I'm running juicer.sh with:
$MYSCRATCH/cluster_juicer/scripts/juicer.sh -C 7333940 -q workq -l workq -Q 1440 -L 1440 -g cherry -s HindIII -A pawsey0149 -z $MYSCRATCH/cluster_juicer/references/cherry_pilon3.fasta -y $MYSCRATCH/cluster_juicer/restriction_sites/cherry_HindIII.txt -p $MYSCRATCH/cluster_juicer/references/chrom.sizes -d $MYSCRATCH/cluster_juicer/work -D $MYSCRATCH/cluster_juicer
(lines are messed up a bit here though)
It stops on the output "srun: job 5609221 queued and waiting for resources". I waited a few hours and nothing happened so I hit ctrl C and the following errors appeared. I've tried this several times. Around four jobs get submitted to squeue after it starts, but they disappear after a few seconds to a minute.

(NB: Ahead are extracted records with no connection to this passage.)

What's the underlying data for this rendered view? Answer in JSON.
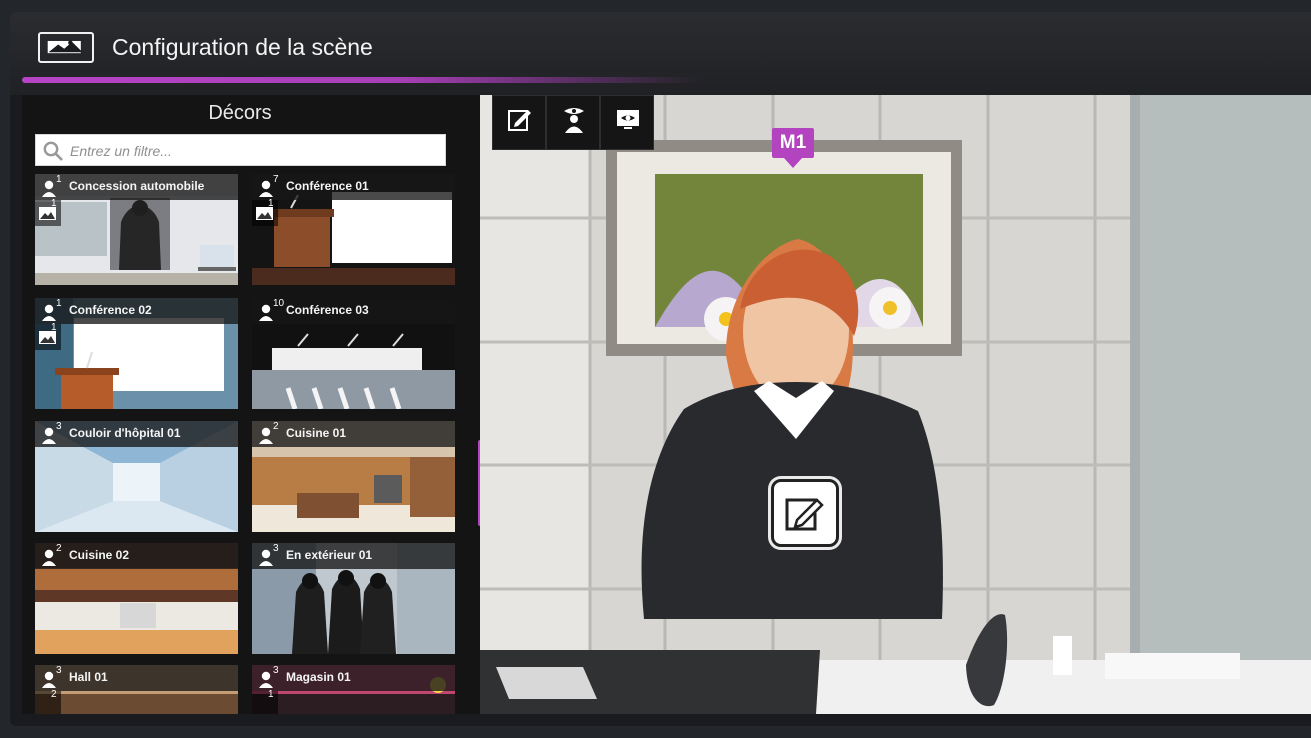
{
  "app": {
    "title": "Configuration de la scène"
  },
  "decor_panel": {
    "title": "Décors",
    "filter_placeholder": "Entrez un filtre...",
    "tiles": [
      {
        "name": "Concession automobile",
        "person_count": "1",
        "image_count": "1"
      },
      {
        "name": "Conférence 01",
        "person_count": "7",
        "image_count": "1"
      },
      {
        "name": "Conférence 02",
        "person_count": "1",
        "image_count": "1"
      },
      {
        "name": "Conférence 03",
        "person_count": "10",
        "image_count": ""
      },
      {
        "name": "Couloir d'hôpital 01",
        "person_count": "3",
        "image_count": ""
      },
      {
        "name": "Cuisine 01",
        "person_count": "2",
        "image_count": ""
      },
      {
        "name": "Cuisine 02",
        "person_count": "2",
        "image_count": ""
      },
      {
        "name": "En extérieur 01",
        "person_count": "3",
        "image_count": ""
      },
      {
        "name": "Hall 01",
        "person_count": "3",
        "image_count": "2"
      },
      {
        "name": "Magasin 01",
        "person_count": "3",
        "image_count": "1"
      }
    ]
  },
  "stage": {
    "marker": "M1"
  }
}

debug/head-5609218.err shows errors for spack in a few lines: e.g. /var/spool/slurmd/job5609218/slurm_script: line 10: spack: command not found
I made the following edits to juicer.sh to try and get it working
1. Line 115. Added own load_java and commented out spack commands
My cluster has bwa 0.7.17 and GNU awk 4.1.0 loaded by default. The compiler is PrgEnv-cray/6.0.4 by default, but I also got the same errors when changing to PrgEnv-gnu/6.0.4 before running the script. I'm not sure how to add this compiler swap to the juicer.sh script if that's needed.
I commented out $load_bwa, $load_awk, $load_gpu anywhere else they appeared in the script.
2. Line 123. Changed queue names to workq since that is the only partition in my cluster.
24 hours is the time limit for this partition so I also seached for all "time" or "-t" and changed these if they were above 24 hours.
3. Line 369. Changed memory to below 58G. It was 80G here previously.
I also searched for all "mem" in the script and changed these to 58G if they were above this (64G is the max for my cluster). I assumed 8 CPUs for the mem-per-cpu options.
Running the modified juicer script gives similar problems:
This time there are no errors in cat debug/head* though
Cat debug/split * shows that the splitting seemed to work:
Content of the created splits folder:
The HIC_tmp and aligned
directories get created but are empty.
I figured out that this (line 576) is the line causing the program to wait at "srun job __ queued and waiting for resources":
srun -c 1 -p "$queue" -t 1 -o $debugdir/wait-%j.out -e $debugdir/wait-%j.err -d $dependsplit -J "${groupname}_wait" sleep 1
But it looks like the -d $dependsplit should be fulfilled by the output in split * above. If I remove -d $dependsplit it runs without pausing, but I get several errors like "srun: error: Unable to resolve "nid01185": Unknown host" before the spam of "sbatch: error: Batch job ...". nid01185 is the node my group uses on the cluster. I tried adding -N 1 and -n 1 to the srun command to limit it to one node and task but that didn't change anything.
Any ideas? Sorry for the long post, but I was thinking more information is better for error solving.